The painting that the chronicler Vasari describes is of course the famous School of Athens, which Raphael completed in 1509, just as Michelangelo was bringing the ceiling of the Sistine Chapel to life. It is a work that is full of clues to hidden reading. The figure of Plato, situated at the center of the composition, is in fact a faithful rendering of his revered Leonardo da Vinci. But Raphael also places himself in the scene. He is the figure gazing directly at the viewer from the right-hand side of the painting, next to Zoroaster, Ptolemy, and a group of astrologers. Raphael’s presence in the scene was not a secret, and was achieved, according to Vasari, “with the help of a looking-glass.”4 But Raphael added one more small mystery.5
Very close to where Raphael appears as an astrologer, we see Euclid,6 the great mathematician and father of geometry, though here Raphael gives him the face of his great mentor, Bramante. He is shown bent over a slate on which he demonstrates his theorems to a group of students. There, on the gold-edged neck of his tunic, incorporated within the design of the brocade, one can pick out four letters: RVSM.

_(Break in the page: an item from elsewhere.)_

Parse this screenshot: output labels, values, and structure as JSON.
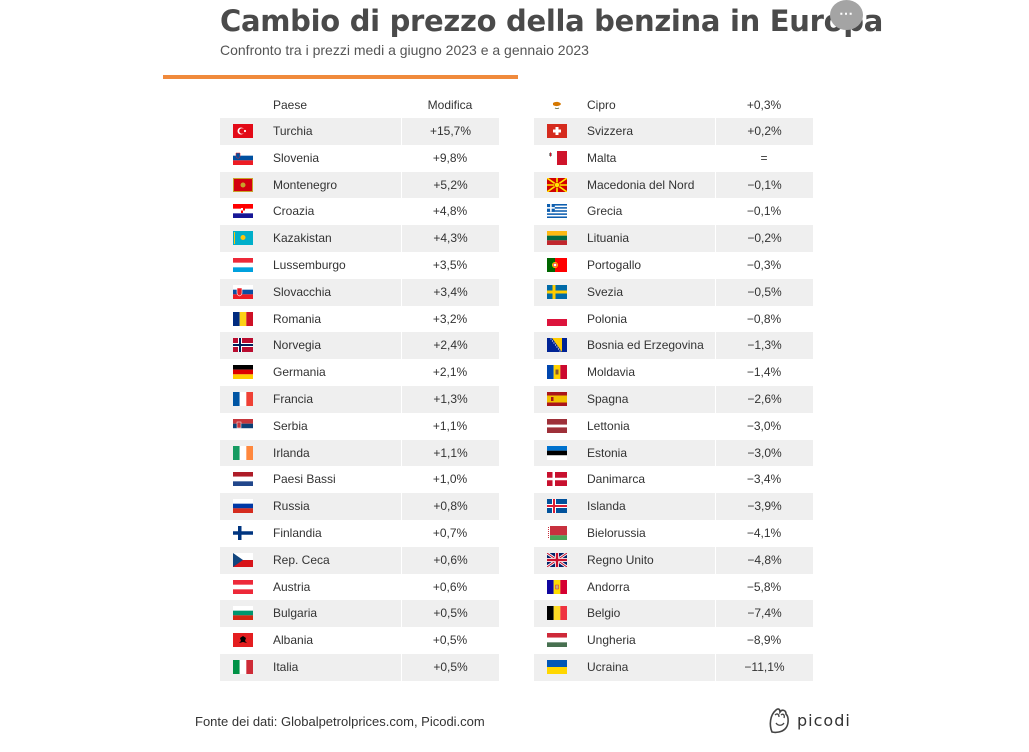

Nowadays we know it to be the painter’s signature, and while it may not seem remarkable to us, at the time it was quite an act of daring. Why? Because no painter in the service of the church in the sixteenth century was permitted to sign his work. Not one. The ecclesiastical authorities whose job it was to commission work enforced this rule with a great zeal, claiming that it was to ensure that the artist not fall prey to the sin of pride.
The curious signature RVSM turned out to be simply an acronym for Raphaël Vrbinas Sua Manu ([Made by] the hand of Raphael Urbino). This discovery left me wondering. What did all this tell us about the great Raphael?
Suddenly, it became clear. The Pearl’s creator had an innate opposition to rules. He was a rebel. Someone who, for some reason that I now felt impelled to discover, liked to leave pathways to his ideas by the means he knew best—painting.